Itulah sebagian pengalaman hujan yang ditampilkan butir-butir hujan saat aku terpejam..

Hujan sudah Berhenti

Hujan sudah berhenti.Hanya dingin kalau malam terasa menggigit.Hari ini, matahari sudah bebas.Tak ada lagi serangan hujan.Orang-orang sepertinya lebih banyak bergerak. Warung-warung yang tadinya mengkerut kembali bergairah.Entah berapa lama gencatan hujan. Yang jelas, hari ini jalan-jalan sudah dipenuhi kendaraan.Jendela-jendela rumah terbuka lebar. Orang-orang keluar dari rumah seperti apa yang dilakukan laron-laron.
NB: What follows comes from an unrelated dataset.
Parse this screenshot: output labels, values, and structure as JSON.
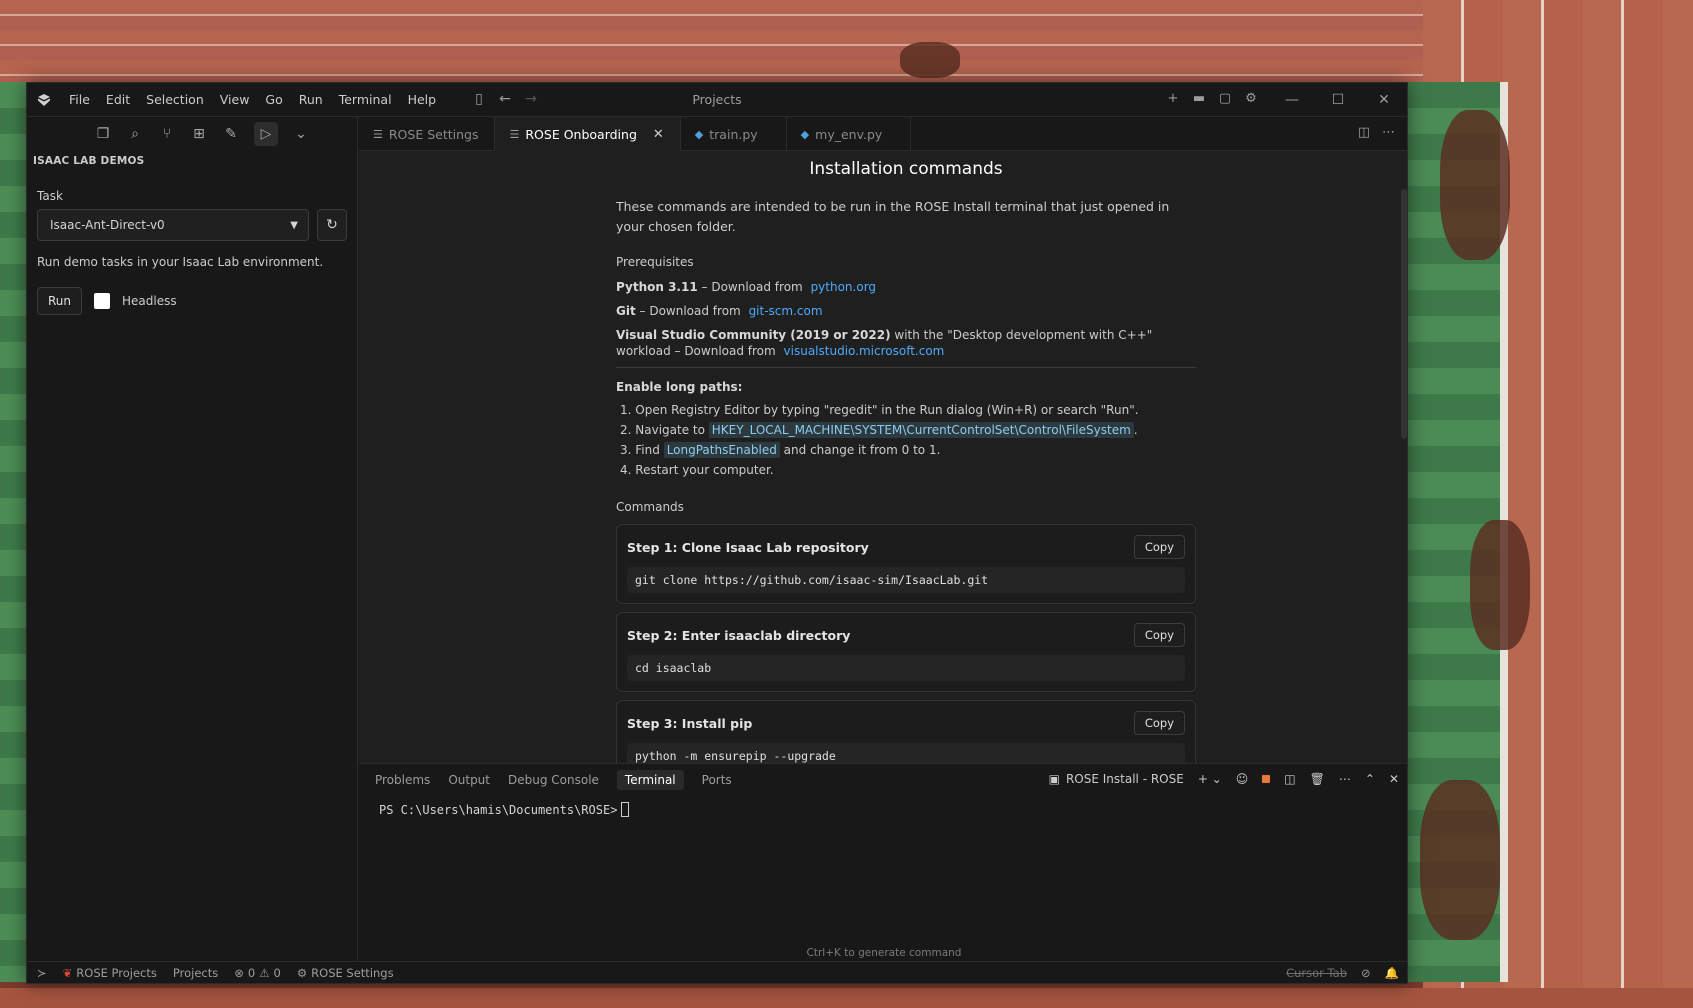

Di kampungku hari ini, sebagian masyarakatnya menggantungkan hidupnya dari tani. Jagung-jagung dijemur di halaman rumah. Tetapi sebenarnya yang banyak andil dalam menggerakkan  denyut ekonomi mereka adalah dari sektor industri perkapuran. Hanya saja sektor potensial ini hanya digerakkan dengan manajemen tradisional. Akibatnya bila musim-musim seperti ini sebagian besar pabrik-pabrik pemroses gamping jadi mati suri. Mereka kemudian, terutama buruhnya kembali ke sektor pertanian.
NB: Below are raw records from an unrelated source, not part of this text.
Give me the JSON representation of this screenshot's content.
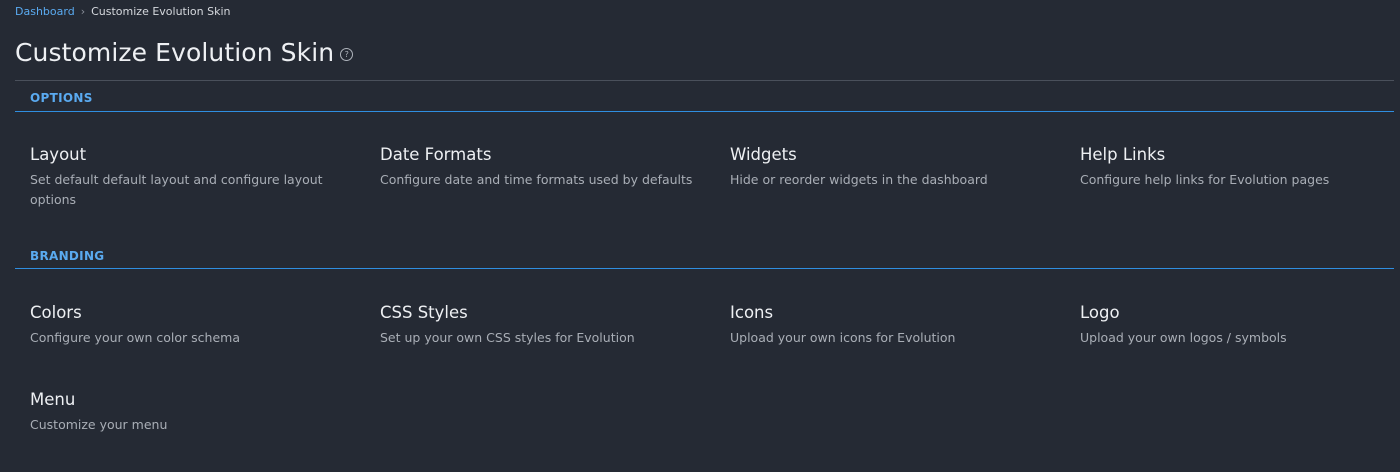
{
  "breadcrumb": {
    "home": "Dashboard",
    "separator": "›",
    "current": "Customize Evolution Skin"
  },
  "header": {
    "title": "Customize Evolution Skin",
    "help_icon": "question-circle-icon"
  },
  "sections": {
    "options": {
      "label": "OPTIONS",
      "cards": [
        {
          "title": "Layout",
          "description": "Set default default layout and configure layout options"
        },
        {
          "title": "Date Formats",
          "description": "Configure date and time formats used by defaults"
        },
        {
          "title": "Widgets",
          "description": "Hide or reorder widgets in the dashboard"
        },
        {
          "title": "Help Links",
          "description": "Configure help links for Evolution pages"
        }
      ]
    },
    "branding": {
      "label": "BRANDING",
      "cards": [
        {
          "title": "Colors",
          "description": "Configure your own color schema"
        },
        {
          "title": "CSS Styles",
          "description": "Set up your own CSS styles for Evolution"
        },
        {
          "title": "Icons",
          "description": "Upload your own icons for Evolution"
        },
        {
          "title": "Logo",
          "description": "Upload your own logos / symbols"
        },
        {
          "title": "Menu",
          "description": "Customize your menu"
        }
      ]
    }
  },
  "colors": {
    "background": "#252a34",
    "accent": "#5aaaf0",
    "section_line": "#2f8ee0"
  }
}
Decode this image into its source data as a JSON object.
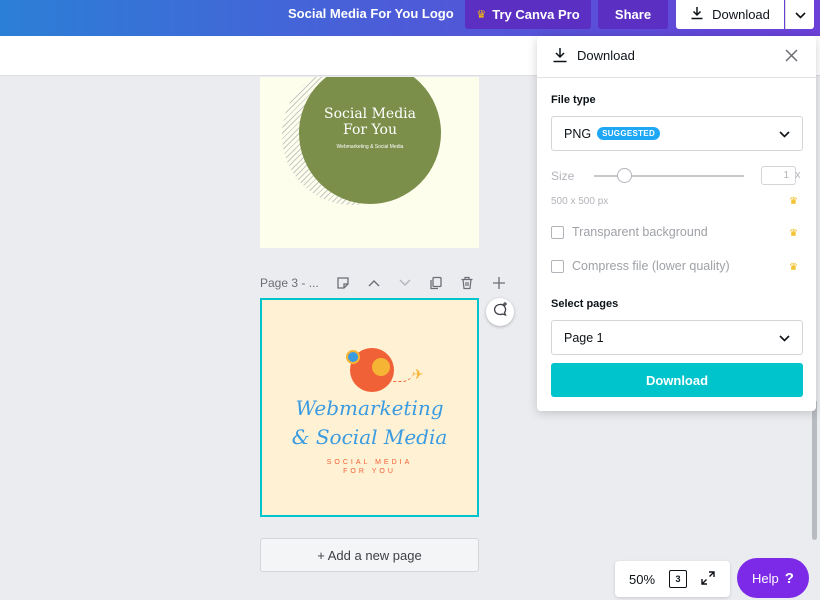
{
  "topbar": {
    "doc_title": "Social Media For You Logo",
    "try_pro_label": "Try Canva Pro",
    "share_label": "Share",
    "download_label": "Download"
  },
  "canvas": {
    "page2": {
      "title_line1": "Social Media",
      "title_line2": "For You",
      "subtitle": "Webmarketing & Social Media"
    },
    "page3": {
      "label": "Page 3 - ...",
      "script_line1": "Webmarketing",
      "script_line2": "& Social Media",
      "tagline_line1": "SOCIAL MEDIA",
      "tagline_line2": "FOR YOU"
    },
    "add_page_label": "+ Add a new page"
  },
  "footer": {
    "zoom": "50%",
    "page_count": "3",
    "help_label": "Help",
    "help_symbol": "?"
  },
  "download_panel": {
    "title": "Download",
    "file_type_label": "File type",
    "file_type_value": "PNG",
    "suggested_badge": "SUGGESTED",
    "size_label": "Size",
    "size_value": "1",
    "size_multiplier": "x",
    "dimensions": "500 x 500 px",
    "transparent_label": "Transparent background",
    "compress_label": "Compress file (lower quality)",
    "select_pages_label": "Select pages",
    "pages_value": "Page 1",
    "download_button": "Download"
  },
  "colors": {
    "accent": "#00c4cc",
    "purple": "#7d2ae8",
    "pro_button": "#5a2fc2"
  }
}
Hidup di kampungku adalah hidup dengan alam penghujan. Menerima hujan sebagai hujan. Para pelurus hidup nyemplung juga dalam kubangan lumpur.Awan jadi hitam dan hujan terusmenerus. Masyarakatnya tersembunyi dalam tempurung. Pemecah tempurung yang telah selesai mengasah kapak di kota juga ikut masuk dalam tempurung.